Частые упреки, чередующиеся с угрозами, недовольство и недоверие царя сделали Шереметева чрезвычайно осторожным в отношении его к Петру I. Страх вызвать необдуманным шагом гнев царя становится в последние годы жизни как будто доминирующим его настроением; запрос: «нет ли на меня вящего гнева его величества» получали от него по разным поводам и Макаров, и Брюс, и Апраксин, и Меншиков. Без царского разрешения он не отваживался пробыть лишних два-три дня в Гамбурге во время заграничного похода 1716 года, хотя и по самой уважительной причине: «Всепокорнейше ваше царское величество прошу, — писал он царю в Париж, — дабы мне здесь побыть дни два или три, понеже я в Гамбурге изыскал доктора искусного и желаю от него совету…»{486}.

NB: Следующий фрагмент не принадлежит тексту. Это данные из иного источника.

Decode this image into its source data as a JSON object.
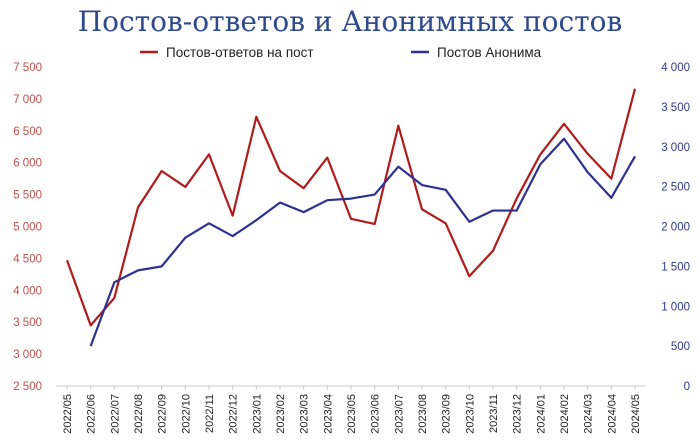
{
  "chart_data": {
    "type": "line",
    "title": "Постов-ответов и Анонимных постов",
    "legend_position": "top",
    "grid": false,
    "categories": [
      "2022/05",
      "2022/06",
      "2022/07",
      "2022/08",
      "2022/09",
      "2022/10",
      "2022/11",
      "2022/12",
      "2023/01",
      "2023/02",
      "2023/03",
      "2023/04",
      "2023/05",
      "2023/06",
      "2023/07",
      "2023/08",
      "2023/09",
      "2023/10",
      "2023/11",
      "2023/12",
      "2024/01",
      "2024/02",
      "2024/03",
      "2024/04",
      "2024/05"
    ],
    "y_left": {
      "ylim": [
        2500,
        7500
      ],
      "ticks": [
        "2 500",
        "3 000",
        "3 500",
        "4 000",
        "4 500",
        "5 000",
        "5 500",
        "6 000",
        "6 500",
        "7 000",
        "7 500"
      ],
      "tick_values": [
        2500,
        3000,
        3500,
        4000,
        4500,
        5000,
        5500,
        6000,
        6500,
        7000,
        7500
      ]
    },
    "y_right": {
      "ylim": [
        0,
        4000
      ],
      "ticks": [
        "0",
        "500",
        "1 000",
        "1 500",
        "2 000",
        "2 500",
        "3 000",
        "3 500",
        "4 000"
      ],
      "tick_values": [
        0,
        500,
        1000,
        1500,
        2000,
        2500,
        3000,
        3500,
        4000
      ]
    },
    "series": [
      {
        "name": "Постов-ответов на пост",
        "axis": "left",
        "color": "#b01c1c",
        "values": [
          4470,
          3450,
          3880,
          5300,
          5870,
          5620,
          6130,
          5170,
          6720,
          5870,
          5600,
          6080,
          5120,
          5040,
          6580,
          5270,
          5050,
          4220,
          4620,
          5440,
          6130,
          6610,
          6140,
          5750,
          7160
        ]
      },
      {
        "name": "Постов Анонима",
        "axis": "right",
        "color": "#2e3192",
        "values": [
          null,
          500,
          1300,
          1450,
          1500,
          1860,
          2040,
          1880,
          2080,
          2300,
          2180,
          2330,
          2350,
          2400,
          2750,
          2520,
          2460,
          2060,
          2200,
          2200,
          2780,
          3100,
          2680,
          2360,
          2880
        ]
      }
    ]
  }
}
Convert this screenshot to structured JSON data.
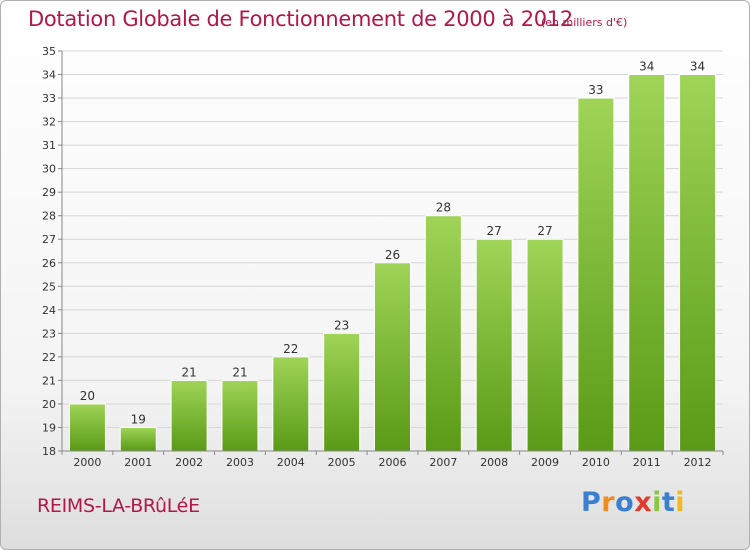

Обыкновенно о своих личных делах и нуждах он просил ходатайствовать перед царем кого-нибудь из названных лиц, через них представлял даже и свои деловые соображения и только в крайних случаях обращался к царю сам. Бывало, что и в этих случаях он не решался обойтись без совета друзей. В 1705 году, составив возражения на данную ему Т. Н. Стрешневым по поручению царя инструкцию, он послал их своему «свату» Ф. А. Головину с просьбой: «Пожалуй, не поскучь, поразумей их и ко мне отпиши, нет ли какой в них противности». А в постскриптуме еще прибавил: «Молю тебя, чтобы по благоразумению твоему сие (не) было никому явно; имею тебя, государя моего, за патрона себе и брата»{487}. Головин же, хорошо понимавший положение фельдмаршала, в другой раз и сам дает ему понять, «не в указ, а советуя», как следует писать донесения государю — надо думать, тоже, чтобы не оказалось «противности»: «Письмо твое к великому государю послал, и хорошо, что кратко изволишь писать»{488}.